Também não há violas; em compensação, são quatro oboés e dois
pianos, mais harpa e tímpanos.
Começa a música. Encantatória,
não parece de tempo nem lugar
nenhum, em que pesem os acentos modernistas. Grande coro ao
fundo: "Exaudi" (Ouve). Só Stravinski (1882-1971) sonhava assim,
como a Osesp ensinou mais uma
vez, interpretando a "Sinfonia dos
Salmos", sábado passado.
Certos concertos vão ficando
melhores com o passar do tempo.
A memória vai recuperando detalhes e faz reviver tudo depois.
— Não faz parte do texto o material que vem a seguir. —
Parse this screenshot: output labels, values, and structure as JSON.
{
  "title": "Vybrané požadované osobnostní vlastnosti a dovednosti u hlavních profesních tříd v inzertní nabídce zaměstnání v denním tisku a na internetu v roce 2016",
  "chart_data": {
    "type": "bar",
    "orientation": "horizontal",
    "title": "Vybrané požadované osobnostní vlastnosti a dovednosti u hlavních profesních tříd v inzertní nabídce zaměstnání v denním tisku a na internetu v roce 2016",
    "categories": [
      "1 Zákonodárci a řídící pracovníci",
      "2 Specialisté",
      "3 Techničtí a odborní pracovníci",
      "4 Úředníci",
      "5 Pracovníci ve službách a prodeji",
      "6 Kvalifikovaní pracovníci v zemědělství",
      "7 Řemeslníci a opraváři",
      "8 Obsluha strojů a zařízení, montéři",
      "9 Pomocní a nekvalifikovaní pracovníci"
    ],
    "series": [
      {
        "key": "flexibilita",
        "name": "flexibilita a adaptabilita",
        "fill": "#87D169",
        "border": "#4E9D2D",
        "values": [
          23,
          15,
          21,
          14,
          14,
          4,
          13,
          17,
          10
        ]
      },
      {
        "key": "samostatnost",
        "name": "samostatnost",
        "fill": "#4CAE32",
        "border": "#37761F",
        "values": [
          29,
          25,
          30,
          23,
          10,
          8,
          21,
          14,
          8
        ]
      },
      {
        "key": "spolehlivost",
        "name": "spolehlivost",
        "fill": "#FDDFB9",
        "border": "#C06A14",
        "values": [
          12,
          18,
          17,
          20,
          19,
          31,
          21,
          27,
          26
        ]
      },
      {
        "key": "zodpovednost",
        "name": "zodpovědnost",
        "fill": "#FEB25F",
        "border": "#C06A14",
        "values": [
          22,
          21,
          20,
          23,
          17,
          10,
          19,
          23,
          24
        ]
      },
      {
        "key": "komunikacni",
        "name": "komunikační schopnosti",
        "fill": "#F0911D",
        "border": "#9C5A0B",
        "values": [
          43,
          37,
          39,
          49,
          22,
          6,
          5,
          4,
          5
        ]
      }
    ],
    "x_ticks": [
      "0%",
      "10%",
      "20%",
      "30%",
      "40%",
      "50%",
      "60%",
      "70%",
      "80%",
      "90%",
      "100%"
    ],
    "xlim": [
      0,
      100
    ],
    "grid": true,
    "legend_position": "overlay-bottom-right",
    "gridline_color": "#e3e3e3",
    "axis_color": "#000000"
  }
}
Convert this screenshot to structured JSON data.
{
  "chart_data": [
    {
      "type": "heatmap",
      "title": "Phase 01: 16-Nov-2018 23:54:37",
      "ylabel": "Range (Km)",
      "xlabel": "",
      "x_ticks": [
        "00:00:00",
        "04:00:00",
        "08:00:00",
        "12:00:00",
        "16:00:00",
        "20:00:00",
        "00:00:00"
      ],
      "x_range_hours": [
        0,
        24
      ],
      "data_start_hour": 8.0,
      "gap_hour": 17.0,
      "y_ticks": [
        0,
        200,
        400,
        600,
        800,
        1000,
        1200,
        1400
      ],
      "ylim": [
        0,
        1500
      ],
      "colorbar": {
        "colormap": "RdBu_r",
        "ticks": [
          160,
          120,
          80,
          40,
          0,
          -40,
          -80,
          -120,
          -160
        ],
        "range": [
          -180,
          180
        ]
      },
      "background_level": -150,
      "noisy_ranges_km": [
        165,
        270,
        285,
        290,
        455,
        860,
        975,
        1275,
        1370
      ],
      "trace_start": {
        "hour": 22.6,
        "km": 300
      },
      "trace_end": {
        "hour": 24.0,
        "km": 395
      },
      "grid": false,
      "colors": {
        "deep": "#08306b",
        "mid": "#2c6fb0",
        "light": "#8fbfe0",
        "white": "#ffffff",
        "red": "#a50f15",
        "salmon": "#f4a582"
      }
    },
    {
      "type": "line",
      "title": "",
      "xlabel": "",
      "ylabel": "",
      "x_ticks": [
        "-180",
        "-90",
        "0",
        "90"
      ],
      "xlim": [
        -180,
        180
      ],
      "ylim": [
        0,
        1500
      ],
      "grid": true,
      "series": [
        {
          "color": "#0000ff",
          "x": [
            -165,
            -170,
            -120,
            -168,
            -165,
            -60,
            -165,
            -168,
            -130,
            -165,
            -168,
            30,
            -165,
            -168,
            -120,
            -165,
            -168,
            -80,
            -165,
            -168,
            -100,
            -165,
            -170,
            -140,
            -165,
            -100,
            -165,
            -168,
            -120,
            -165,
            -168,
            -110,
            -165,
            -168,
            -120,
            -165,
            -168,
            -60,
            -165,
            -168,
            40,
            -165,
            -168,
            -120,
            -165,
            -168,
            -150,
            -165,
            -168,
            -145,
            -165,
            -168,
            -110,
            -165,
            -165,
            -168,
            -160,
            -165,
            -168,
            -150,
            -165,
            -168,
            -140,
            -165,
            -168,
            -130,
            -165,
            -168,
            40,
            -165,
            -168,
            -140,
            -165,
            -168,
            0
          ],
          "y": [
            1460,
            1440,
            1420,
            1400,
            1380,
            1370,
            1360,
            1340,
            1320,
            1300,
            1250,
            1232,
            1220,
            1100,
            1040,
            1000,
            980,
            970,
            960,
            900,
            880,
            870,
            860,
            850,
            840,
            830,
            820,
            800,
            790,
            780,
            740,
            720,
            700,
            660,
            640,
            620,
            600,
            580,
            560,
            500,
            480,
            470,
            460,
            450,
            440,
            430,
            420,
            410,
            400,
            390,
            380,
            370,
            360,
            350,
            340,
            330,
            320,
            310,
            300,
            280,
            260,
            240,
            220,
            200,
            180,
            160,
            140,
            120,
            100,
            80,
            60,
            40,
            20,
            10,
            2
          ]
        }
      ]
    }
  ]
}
Exemplo: o solo de oboé (Arcádio
Minczuk), dando início à polifonia de sopros, "esperando com
paciência" a entrada do coro e a
"inclinação do Senhor".
Outro: as quartas dos tímpanos
no final, inabaláveis como as verdades do salmodista. E o "Aleluia", em que a música russa se
confunde com seduções parisienses de 1930, como se fosse natural.
Mais que natural: inevitável. A
sinfonia guarda mesmo um senso
de inevitabilidade, como se tudo o
que é aberratório (uma sinfonia
sem violinos, numa peça para os
50 anos da Sinfônica de Boston!)
estivesse, de antemão, justificado.
Stravinski ali parece mais uma
força da natureza do que um
compositor. Que ele ponha em jogo uma enciclopédia de estilos só
ressalta o caráter de sua personalidade, que corta toda camada de
música, texto, história.
E a Osesp? Estabilizou-se num
patamar alto. Nem sempre dá o
pulo do gato; parece, às vezes,
descansar um pouco nas excelências. No sábado tocou um grande
Stravinski, como o coro cantou
um Stravinski grandioso. Mérito
dobrado de Roberto Minczuk, regendo cada vez melhor: mais direto e claro (nos gestos), mais
imaginativo (nos resultados).
O Stravinski já bastava. Mas a
Osesp tocou um Mozart impressionante, a "Grande Missa KV
427". Cantores (Lamosa, D'Oliveira, Portari, Marcos) pendendo
para os céus de Verdi, com bons
momentos e outros menos bons.
Mas a orquestra atacou a "Missa"
com uma gana de música para arrefecer toda nostalgia do "Réquiem". E as cordas deixam a
gente reduzido à hipérbole.
Últimas lembranças: o contrafagote no "Salmo 150". Os sopros
em movimento paralelo, no
"Exaudi". As dissonâncias dos
metais no fim. Omnis spiritus laudet Stravinskium. Em junho tem
a "A Sagração da Primavera".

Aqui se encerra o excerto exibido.